Anything you’d like to hint at coming down the pike?
E-learning is a big focus at the moment, and there should be some visible outputs in this area within the next few weeks, which we think could be very interesting. Other things include, but not limited to:
- More integrations with leading mind mapping applications.
- Full translation of the website into several languages (long overdue).
- Mobile optimisation of the site (also long overdue).
And more features and functionality specifically designed for those members who are sharing lots of maps. 2016 is going to be busy…!
What some of the cities where you’ve hosted Biggerplate Conferences and training programs?
The Biggerplate Unplugged conference has so far been held in London (twice), Paris, Utrecht, San Francisco, and Berlin.
The next stop is New York in March 2016, which is already shaping up to be a fantastic gathering of Biggerplate members and the wider mind mapping community!
Our training workshops are starting to expand further, and we’ll be focusing largely on what we have identified as our key cities over the next year or so as we try to grow this part of the business.
The cities of focus for us for several reasons are London, New York, Paris, Amsterdam, and Brussels. For now…!
Where are events being held during 2016?
The big one our annual Biggerplate Unplugged Conference, which is taking place in a fabulous venue in New York on 10 March 2016. The conference is a great opportunity to connect with others from the mind mapping world.
It’s a great place to pick up a wealth of tips and insights into how mind mapping can be used and maximised in a range of contexts across business, education, government, charity sector etc.
Who attends events like Biggerplate Unplugged?
These events are really enjoyable, partly because they attract a mix of mind mapping novices and experts. This creates a great learning environment, and a really lively day of discussion and collaboration!
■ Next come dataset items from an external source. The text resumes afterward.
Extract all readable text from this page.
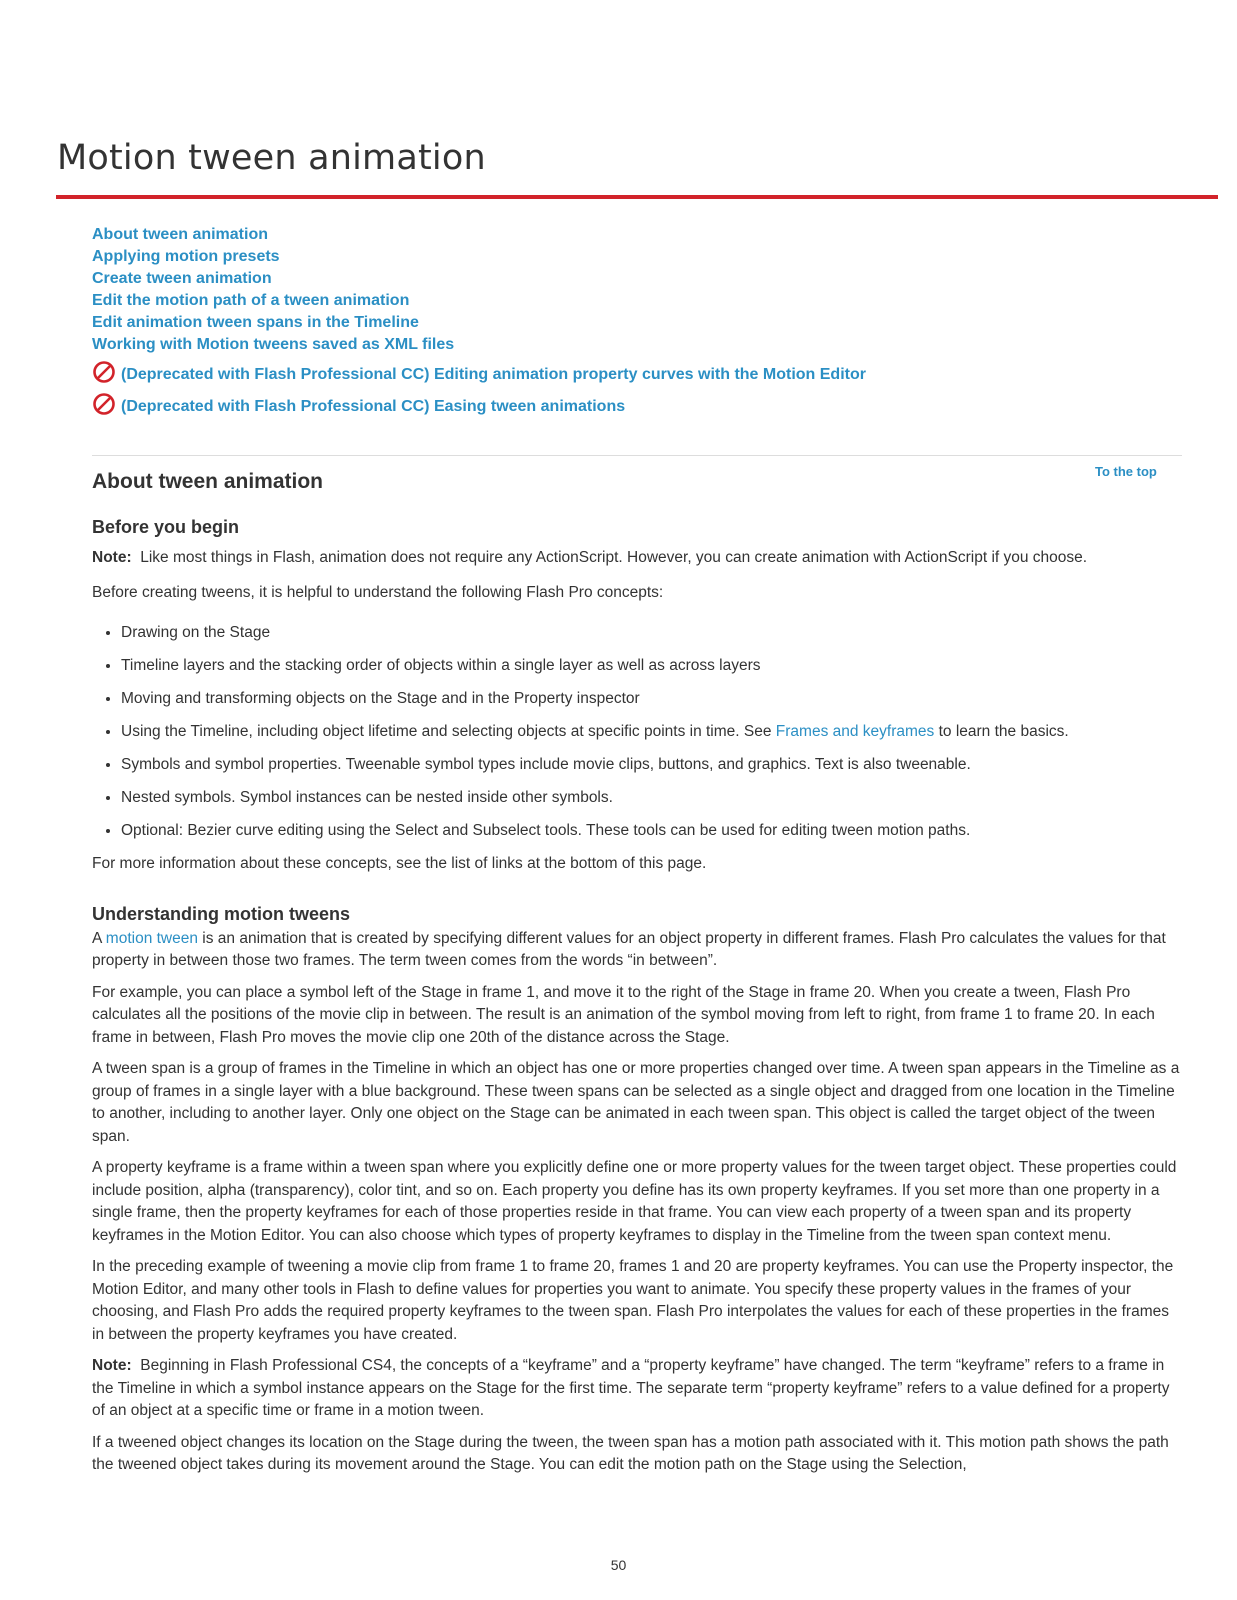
Motion tween animation
About tween animation
Applying motion presets
Create tween animation
Edit the motion path of a tween animation
Edit animation tween spans in the Timeline
Working with Motion tweens saved as XML files
(Deprecated with Flash Professional CC) Editing animation property curves with the Motion Editor
(Deprecated with Flash Professional CC) Easing tween animations
To the top
About tween animation
Before you begin

Note: Like most things in Flash, animation does not require any ActionScript. However, you can create animation with ActionScript if you choose.

Before creating tweens, it is helpful to understand the following Flash Pro concepts:

• Drawing on the Stage
• Timeline layers and the stacking order of objects within a single layer as well as across layers
• Moving and transforming objects on the Stage and in the Property inspector
• Using the Timeline, including object lifetime and selecting objects at specific points in time. See Frames and keyframes to learn the basics.
• Symbols and symbol properties. Tweenable symbol types include movie clips, buttons, and graphics. Text is also tweenable.
• Nested symbols. Symbol instances can be nested inside other symbols.
• Optional: Bezier curve editing using the Select and Subselect tools. These tools can be used for editing tween motion paths.

For more information about these concepts, see the list of links at the bottom of this page.

Understanding motion tweens

A motion tween is an animation that is created by specifying different values for an object property in different frames. Flash Pro calculates the values for that property in between those two frames. The term tween comes from the words “in between”.

For example, you can place a symbol left of the Stage in frame 1, and move it to the right of the Stage in frame 20. When you create a tween, Flash Pro calculates all the positions of the movie clip in between. The result is an animation of the symbol moving from left to right, from frame 1 to frame 20. In each frame in between, Flash Pro moves the movie clip one 20th of the distance across the Stage.

A tween span is a group of frames in the Timeline in which an object has one or more properties changed over time. A tween span appears in the Timeline as a group of frames in a single layer with a blue background. These tween spans can be selected as a single object and dragged from one location in the Timeline to another, including to another layer. Only one object on the Stage can be animated in each tween span. This object is called the target object of the tween span.

A property keyframe is a frame within a tween span where you explicitly define one or more property values for the tween target object. These properties could include position, alpha (transparency), color tint, and so on. Each property you define has its own property keyframes. If you set more than one property in a single frame, then the property keyframes for each of those properties reside in that frame. You can view each property of a tween span and its property keyframes in the Motion Editor. You can also choose which types of property keyframes to display in the Timeline from the tween span context menu.

In the preceding example of tweening a movie clip from frame 1 to frame 20, frames 1 and 20 are property keyframes. You can use the Property inspector, the Motion Editor, and many other tools in Flash to define values for properties you want to animate. You specify these property values in the frames of your choosing, and Flash Pro adds the required property keyframes to the tween span. Flash Pro interpolates the values for each of these properties in the frames in between the property keyframes you have created.

Note: Beginning in Flash Professional CS4, the concepts of a “keyframe” and a “property keyframe” have changed. The term “keyframe” refers to a frame in the Timeline in which a symbol instance appears on the Stage for the first time. The separate term “property keyframe” refers to a value defined for a property of an object at a specific time or frame in a motion tween.

If a tweened object changes its location on the Stage during the tween, the tween span has a motion path associated with it. This motion path shows the path the tweened object takes during its movement around the Stage. You can edit the motion path on the Stage using the Selection,

50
Further to this will be the continuation of our Brunch Club meetings, which are small meetings (10 people max) in those key cities identified earlier, where we are engaging with members of the local mind mapping communities in order to learn, discuss, and explore ways that we can grow the regional engagement with Biggerplate and mind mapping in general.
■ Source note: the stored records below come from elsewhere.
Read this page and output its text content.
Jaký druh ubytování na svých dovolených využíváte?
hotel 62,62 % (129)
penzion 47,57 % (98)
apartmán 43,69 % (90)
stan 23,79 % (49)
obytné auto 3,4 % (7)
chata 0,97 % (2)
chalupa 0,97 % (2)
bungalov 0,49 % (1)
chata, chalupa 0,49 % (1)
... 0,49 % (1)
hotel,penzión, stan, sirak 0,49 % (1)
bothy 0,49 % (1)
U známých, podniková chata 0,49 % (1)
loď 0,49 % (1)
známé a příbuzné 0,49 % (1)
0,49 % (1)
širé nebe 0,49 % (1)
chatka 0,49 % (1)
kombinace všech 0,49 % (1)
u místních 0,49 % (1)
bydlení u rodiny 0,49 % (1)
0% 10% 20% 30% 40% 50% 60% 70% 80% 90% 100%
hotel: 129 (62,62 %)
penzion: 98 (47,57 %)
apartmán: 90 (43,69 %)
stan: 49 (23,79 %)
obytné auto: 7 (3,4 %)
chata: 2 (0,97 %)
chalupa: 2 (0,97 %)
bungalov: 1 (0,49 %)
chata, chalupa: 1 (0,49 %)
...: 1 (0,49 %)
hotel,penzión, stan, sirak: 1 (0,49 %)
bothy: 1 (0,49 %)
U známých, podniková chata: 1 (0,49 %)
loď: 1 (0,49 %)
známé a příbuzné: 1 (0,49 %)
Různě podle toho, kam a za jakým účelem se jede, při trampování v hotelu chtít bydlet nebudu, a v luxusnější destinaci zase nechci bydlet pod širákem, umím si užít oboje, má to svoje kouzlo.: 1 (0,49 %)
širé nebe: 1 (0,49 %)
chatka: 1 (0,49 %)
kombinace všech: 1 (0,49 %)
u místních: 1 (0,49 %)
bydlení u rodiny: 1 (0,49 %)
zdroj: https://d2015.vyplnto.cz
These have already proven extremely beneficial to us in terms of gathering ideas and feedback from our members, and we’re confident that these meetings are going to be really influential in how we drive greater mind mapping adoption in certain regions! Plus…. everyone loves brunch!
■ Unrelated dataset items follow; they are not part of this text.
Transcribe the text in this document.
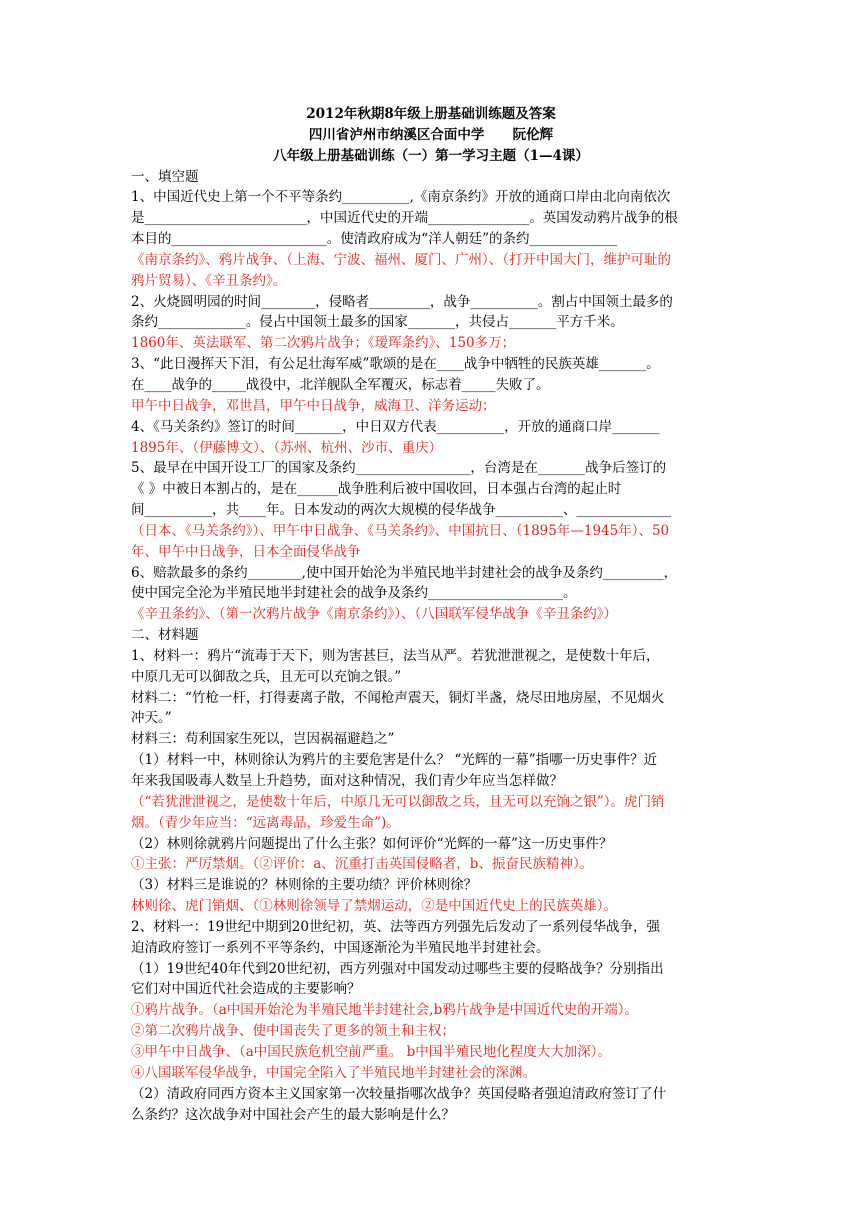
2012年秋期8年级上册基础训练题及答案
四川省泸州市纳溪区合面中学      阮伦辉
八年级上册基础训练（一）第一学习主题（1—4课）
一、填空题
1、中国近代史上第一个不平等条约__________,《南京条约》开放的通商口岸由北向南依次
是________________________，中国近代史的开端_______________。英国发动鸦片战争的根
本目的_______________________。使清政府成为“洋人朝廷”的条约_____________
《南京条约》、鸦片战争、（上海、宁波、福州、厦门、广州）、（打开中国大门，维护可耻的
鸦片贸易）、《辛丑条约》。
2、火烧圆明园的时间________，侵略者_________，战争__________。割占中国领土最多的
条约_____________。侵占中国领土最多的国家_______，共侵占_______平方千米。
1860年、英法联军、第二次鸦片战争；《瑷珲条约》、150多万；
3、“此日漫挥天下泪，有公足壮海军威”歌颂的是在____战争中牺牲的民族英雄_______。
在____战争的_____战役中，北洋舰队全军覆灭，标志着_____失败了。
甲午中日战争，邓世昌，甲午中日战争，威海卫、洋务运动；
4、《马关条约》签订的时间_______，中日双方代表__________，开放的通商口岸_______
1895年、（伊藤博文）、（苏州、杭州、沙市、重庆）
5、最早在中国开设工厂的国家及条约_________________，台湾是在_______战争后签订的
《 》中被日本割占的，是在______战争胜利后被中国收回，日本强占台湾的起止时
间__________，共____年。日本发动的两次大规模的侵华战争__________、______________
（日本、《马关条约》）、甲午中日战争、《马关条约》、中国抗日、（1895年—1945年）、50
年、甲午中日战争，日本全面侵华战争
6、赔款最多的条约________,使中国开始沦为半殖民地半封建社会的战争及条约_________，
使中国完全沦为半殖民地半封建社会的战争及条约____________________。
《辛丑条约》、（第一次鸦片战争《南京条约》）、（八国联军侵华战争《辛丑条约》）
二、材料题
1、材料一：鸦片“流毒于天下，则为害甚巨，法当从严。若犹泄泄视之，是使数十年后，
中原几无可以御敌之兵，且无可以充饷之银。”
材料二：“竹枪一杆，打得妻离子散，不闻枪声震天，铜灯半盏，烧尽田地房屋，不见烟火
冲天。”
材料三：苟利国家生死以，岂因祸福避趋之”
（1）材料一中，林则徐认为鸦片的主要危害是什么？ “光辉的一幕”指哪一历史事件？近
年来我国吸毒人数呈上升趋势，面对这种情况，我们青少年应当怎样做？
（“若犹泄泄视之，是使数十年后，中原几无可以御敌之兵，且无可以充饷之银”）。虎门销
烟。（青少年应当：“远离毒品，珍爱生命”)。
（2）林则徐就鸦片问题提出了什么主张？如何评价“光辉的一幕”这一历史事件？
①主张：严厉禁烟。（②评价：a、沉重打击英国侵略者，b、振奋民族精神）。
（3）材料三是谁说的？林则徐的主要功绩？评价林则徐？
林则徐、虎门销烟、（①林则徐领导了禁烟运动，②是中国近代史上的民族英雄）。
2、材料一：19世纪中期到20世纪初，英、法等西方列强先后发动了一系列侵华战争，强
迫清政府签订一系列不平等条约，中国逐渐沦为半殖民地半封建社会。
（1）19世纪40年代到20世纪初，西方列强对中国发动过哪些主要的侵略战争？分别指出
它们对中国近代社会造成的主要影响？
①鸦片战争。（a中国开始沦为半殖民地半封建社会,b鸦片战争是中国近代史的开端）。
②第二次鸦片战争、使中国丧失了更多的领土和主权；
③甲午中日战争、（a中国民族危机空前严重。 b中国半殖民地化程度大大加深）。
④八国联军侵华战争，中国完全陷入了半殖民地半封建社会的深渊。
（2）清政府同西方资本主义国家第一次较量指哪次战争？英国侵略者强迫清政府签订了什
么条约？这次战争对中国社会产生的最大影响是什么？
What is the role that mind mapping will play in the 21st Century?
Well, I’m not sure we’ve got the definitive answer yet, but it’s certainly the definitive question that we’re trying to answer. We’ve been saying for a long time that mind mapping is the missing link, and must have tool for modern workers in business and education. But that’s not enough; we’ve got to figure out exactly where it fits, and how.
We’ve got to identify those missing links that are most suitably filled by mind mapping, and equally, we have to recognise the areas in which mind mapping may not be the best tool for the job.
I think we’re getting ever closer to improving our understanding around this, and in fact, this will be the central theme of Biggerplate Unplugged in New York next year, so if anyone out there has the answer, or at least a perspective to share, I hope they’ll book a seat at the conference!
How much does it cost to access Biggerplate’s mind map archives?
Biggerplate is free to use if you are participating as an active member (meaning you’re uploading content onto the site, and not just downloading).
Basic users can download up to 5 maps a month, but this can be unlocked either by uploading a map of your own, or by upgrading to a Biggerplate Plus account for unlimited downloads for the year. This upgrade costs $19.99 for the entire year.